I found this book to be helpful in my own personal practice of theology—living out what I believe. It was slightly vague at times and may be harder to understand for those less academically minded. However, the observations Moore made about general revelation and how that can affect growth in your personal knowledge of God profoundly impacted my thoughts on nature, culture, and conscience. I also gained new insight into how to engage non-Christians with the gospel via creational theology.

  1. For the Beauty of the Earth: A Christian Vision for Creation Care. By Steven Bouma-Prediger. Grand Rapids, Michigan: Baker Academic, 2008. 234 pages.

Dr. Steven Bouma-Prediger presents a Christian view of creation care. The overall design of the book is to put forth a Christian ideal for ecological theology and practice. It covers a broad spectrum of ecological, theological, and ethical issues related to the environment. He begins by first reminding the reader of the place in which humanity dwells: the earth. Then he reminds the reader that the world is flawed, using many contemporary examples of current environmental issues such as deforestation, desertification, water scarcity, etc. But he also attempts to lay out the view Christians should champion when dealing with these topics and reminds us of the hope we have in Christ.

I found the book to be helpful in some ways and frustrating in others. The author, while well intentioned, seems to ride the line of elevating nature while denigrating humanity.
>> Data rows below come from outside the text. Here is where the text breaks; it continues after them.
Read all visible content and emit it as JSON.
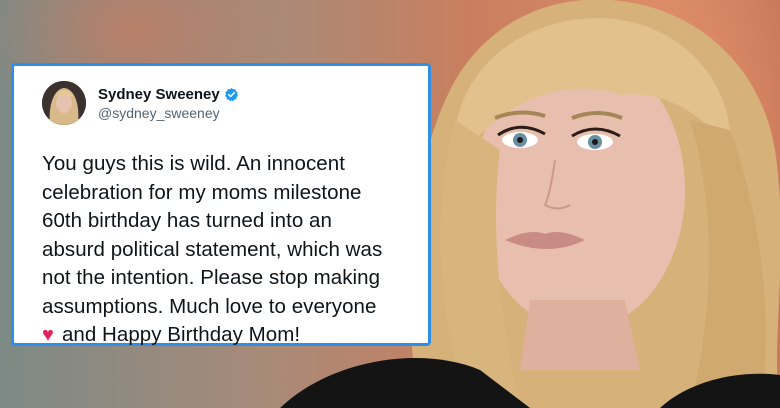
{
  "tweet": {
    "display_name": "Sydney Sweeney",
    "handle": "@sydney_sweeney",
    "verified": true,
    "body_lines": [
      "You guys this is wild. An innocent",
      "celebration for my moms milestone",
      "60th birthday has turned into an",
      "absurd political statement, which was",
      "not the intention. Please stop making",
      "assumptions. Much love to everyone"
    ],
    "last_line_text": "and Happy Birthday Mom!",
    "heart_glyph": "♥"
  },
  "colors": {
    "card_border": "#2f8ee8",
    "verified_badge": "#1d9bf0",
    "heart": "#e0245e"
  },
  "icons": [
    "verified-badge-icon",
    "heart-icon",
    "avatar"
  ]
}
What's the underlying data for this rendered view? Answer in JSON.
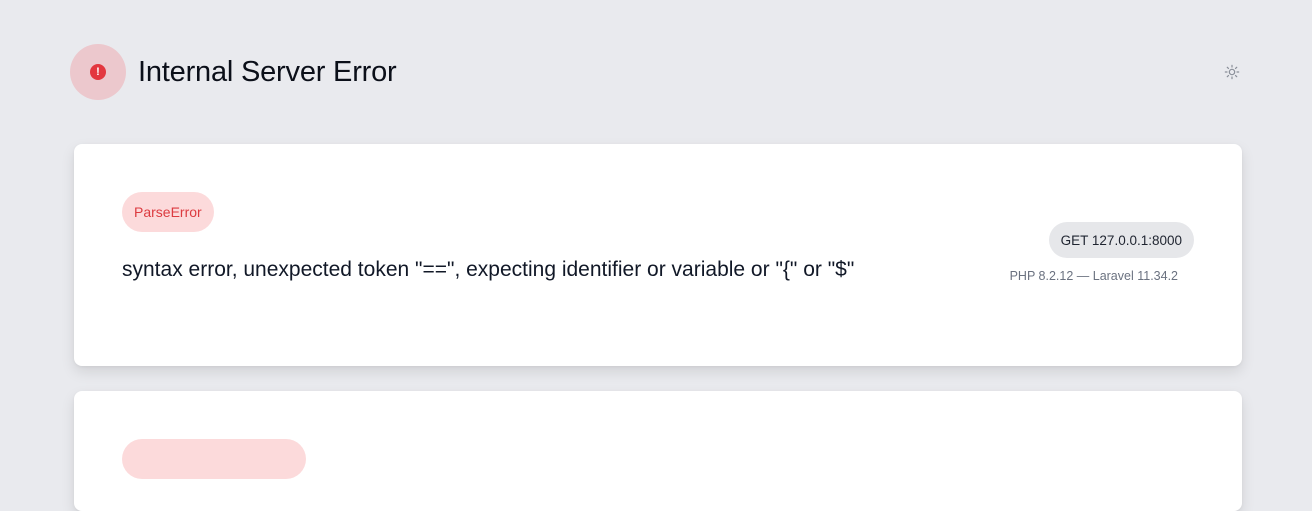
{
  "header": {
    "error_icon": "exclamation-icon",
    "error_icon_glyph": "!",
    "title": "Internal Server Error",
    "theme_icon": "sun-icon"
  },
  "exception": {
    "class": "ParseError",
    "message": "syntax error, unexpected token \"==\", expecting identifier or variable or \"{\" or \"$\"",
    "request": "GET 127.0.0.1:8000",
    "versions": "PHP 8.2.12 — Laravel 11.34.2"
  },
  "colors": {
    "background": "#e9eaee",
    "error_red": "#e3373f",
    "badge_bg": "#fcdadb",
    "badge_text": "#dc3b40"
  }
}
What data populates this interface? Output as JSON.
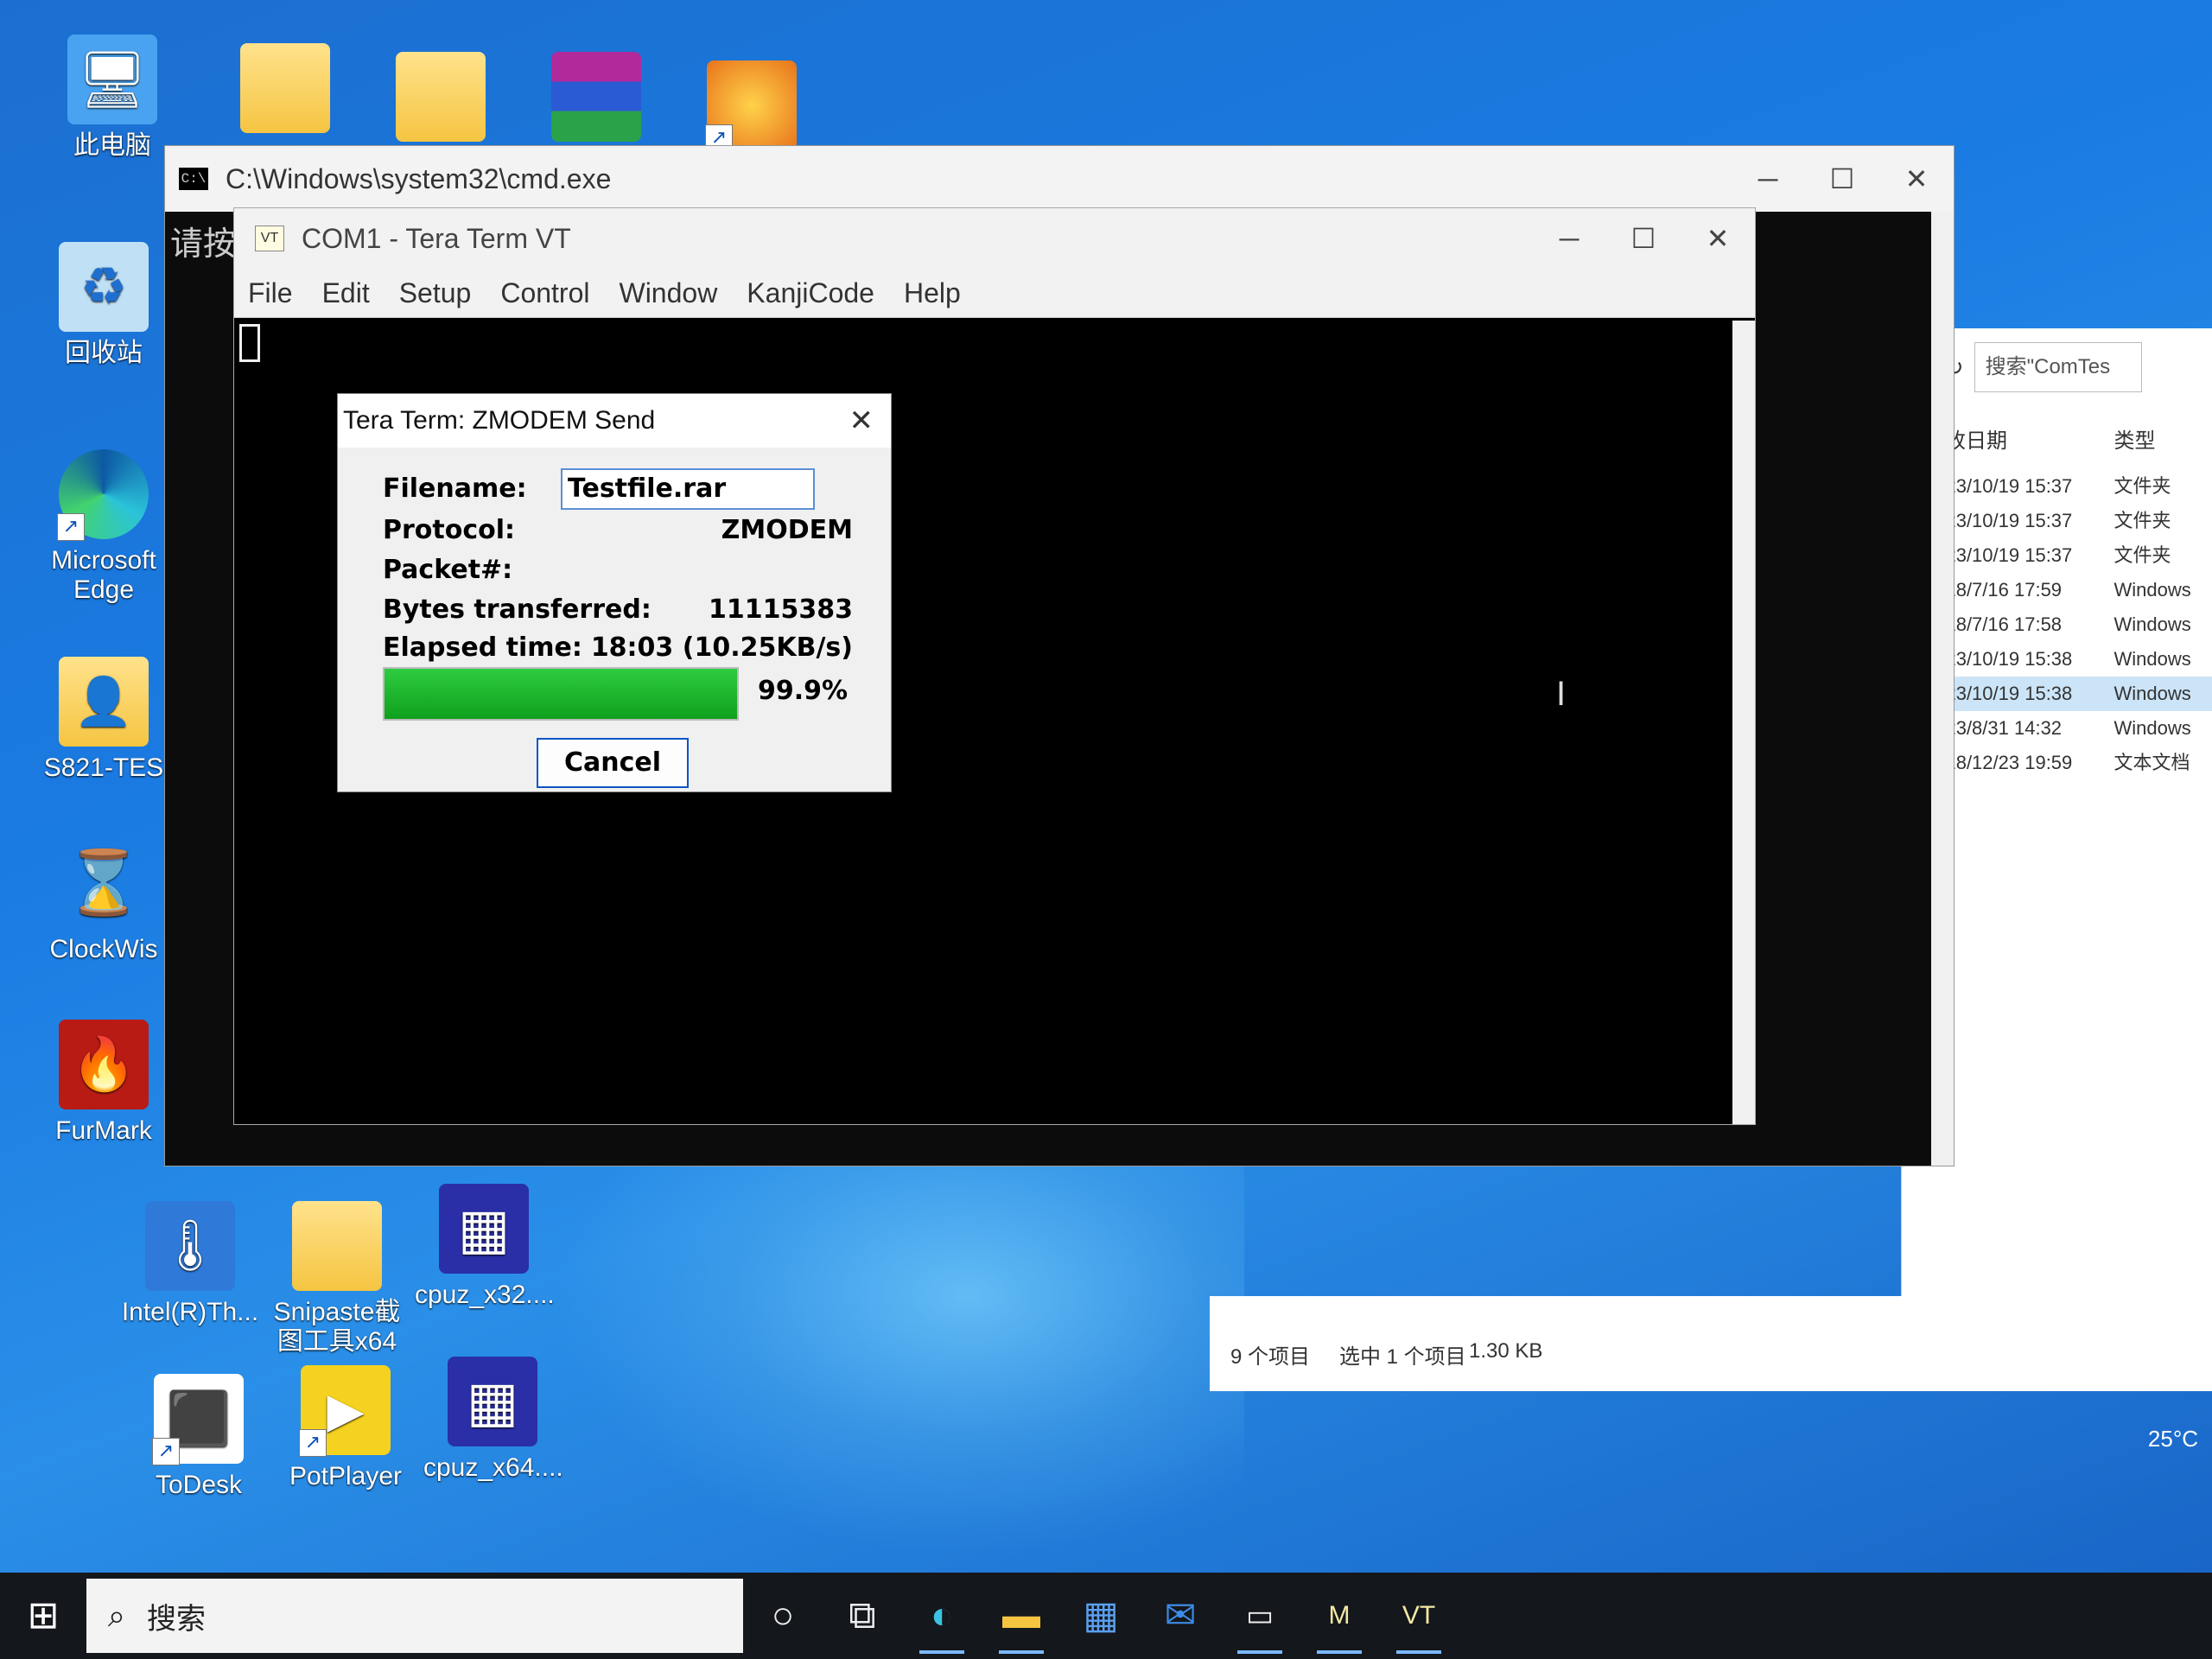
{
  "desktop": {
    "icons": [
      {
        "label": "此电脑",
        "glyph": "🖥"
      },
      {
        "label": "回收站",
        "glyph": "♻"
      },
      {
        "label": "Microsoft Edge",
        "glyph": "◐"
      },
      {
        "label": "S821-TES",
        "glyph": "👤"
      },
      {
        "label": "ClockWis",
        "glyph": "⌛"
      },
      {
        "label": "FurMark",
        "glyph": "🔥"
      },
      {
        "label": "Intel(R)Th...",
        "glyph": "🌡"
      },
      {
        "label": "Snipaste截图工具x64",
        "glyph": "📁"
      },
      {
        "label": "cpuz_x32....",
        "glyph": "▦"
      },
      {
        "label": "ToDesk",
        "glyph": "⬛"
      },
      {
        "label": "PotPlayer",
        "glyph": "▶"
      },
      {
        "label": "cpuz_x64....",
        "glyph": "▦"
      }
    ]
  },
  "cmd_window": {
    "title": "C:\\Windows\\system32\\cmd.exe",
    "text": "请按",
    "icon_text": "C:\\"
  },
  "teraterm": {
    "title": "COM1 - Tera Term VT",
    "icon_text": "VT",
    "menu": [
      "File",
      "Edit",
      "Setup",
      "Control",
      "Window",
      "KanjiCode",
      "Help"
    ]
  },
  "zmodem": {
    "title": "Tera Term: ZMODEM Send",
    "labels": {
      "filename": "Filename:",
      "protocol": "Protocol:",
      "packet": "Packet#:",
      "bytes": "Bytes transferred:",
      "elapsed": "Elapsed time:"
    },
    "values": {
      "filename": "Testfile.rar",
      "protocol": "ZMODEM",
      "packet": "",
      "bytes": "11115383",
      "elapsed": "18:03 (10.25KB/s)"
    },
    "progress_percent": 99.9,
    "progress_text": "99.9%",
    "cancel_label": "Cancel",
    "accent_color": "#0fa01d"
  },
  "explorer": {
    "search_placeholder": "搜索\"ComTes",
    "columns": {
      "date": "修改日期",
      "type": "类型"
    },
    "rows": [
      {
        "date": "2023/10/19 15:37",
        "type": "文件夹"
      },
      {
        "date": "2023/10/19 15:37",
        "type": "文件夹"
      },
      {
        "date": "2023/10/19 15:37",
        "type": "文件夹"
      },
      {
        "date": "2018/7/16 17:59",
        "type": "Windows"
      },
      {
        "date": "2018/7/16 17:58",
        "type": "Windows"
      },
      {
        "date": "2023/10/19 15:38",
        "type": "Windows"
      },
      {
        "date": "2023/10/19 15:38",
        "type": "Windows"
      },
      {
        "date": "2023/8/31 14:32",
        "type": "Windows"
      },
      {
        "date": "2018/12/23 19:59",
        "type": "文本文档"
      }
    ],
    "selected_row": 6,
    "status": {
      "count": "9 个项目",
      "selection": "选中 1 个项目",
      "size": "1.30 KB"
    }
  },
  "taskbar": {
    "search_text": "搜索",
    "apps": [
      "cortana-icon",
      "task-view-icon",
      "edge-icon",
      "explorer-icon",
      "store-icon",
      "mail-icon",
      "terminal-icon",
      "m-app-icon",
      "teraterm-icon"
    ],
    "app_labels": [
      "M",
      "VT"
    ]
  },
  "tray": {
    "temperature": "25°C"
  }
}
There are many truths for Christians to consider when shaping a personal view of creation care, but you’d better read it with a critical eye.

  1. Creation Regained: Biblical Basics for a Reformational Worldview. By Albert M. Wolters. Grand Rapids/Cambridge: Wm. B. Eerdmans Publishing Co., 2005. 143 pages.

In his own words, Albert Wolters wrote this small book as, “An attempt to spell out the content of a biblical worldview and its significance for our lives as we seek to be obedient to the Scriptures.” (1) He describes the three basic biblical categories of creation, fall, and redemption, which he calls the ABC’s of an authentically Christian experience. And he explains how, “‘Structure’ and ‘direction’—our shorthand notation for these biblical themes (creation, fall and redemption)—ought to shape the convictions of a biblical people.” (87) The postscript completes the overall work by expounding general biblical themes and information, such as the gospel, which were taken for granted in the original book.

Out of the three, this book is my favorite. I believe it provides the comprehensive biblical framework Wolters hoped for. It helped me understand how the overall narrative of the Bible (creation, fall, redemption) affects daily living, including topics such as creation care. And when I share the gospel with anyone, this is undoubtedly the framework by which I share it. Unfortunately, it speaks more to an academic audience. But to me it’s worth a try. I liked the book and thought it was helpful in forming a Christ-centered, biblically based worldview.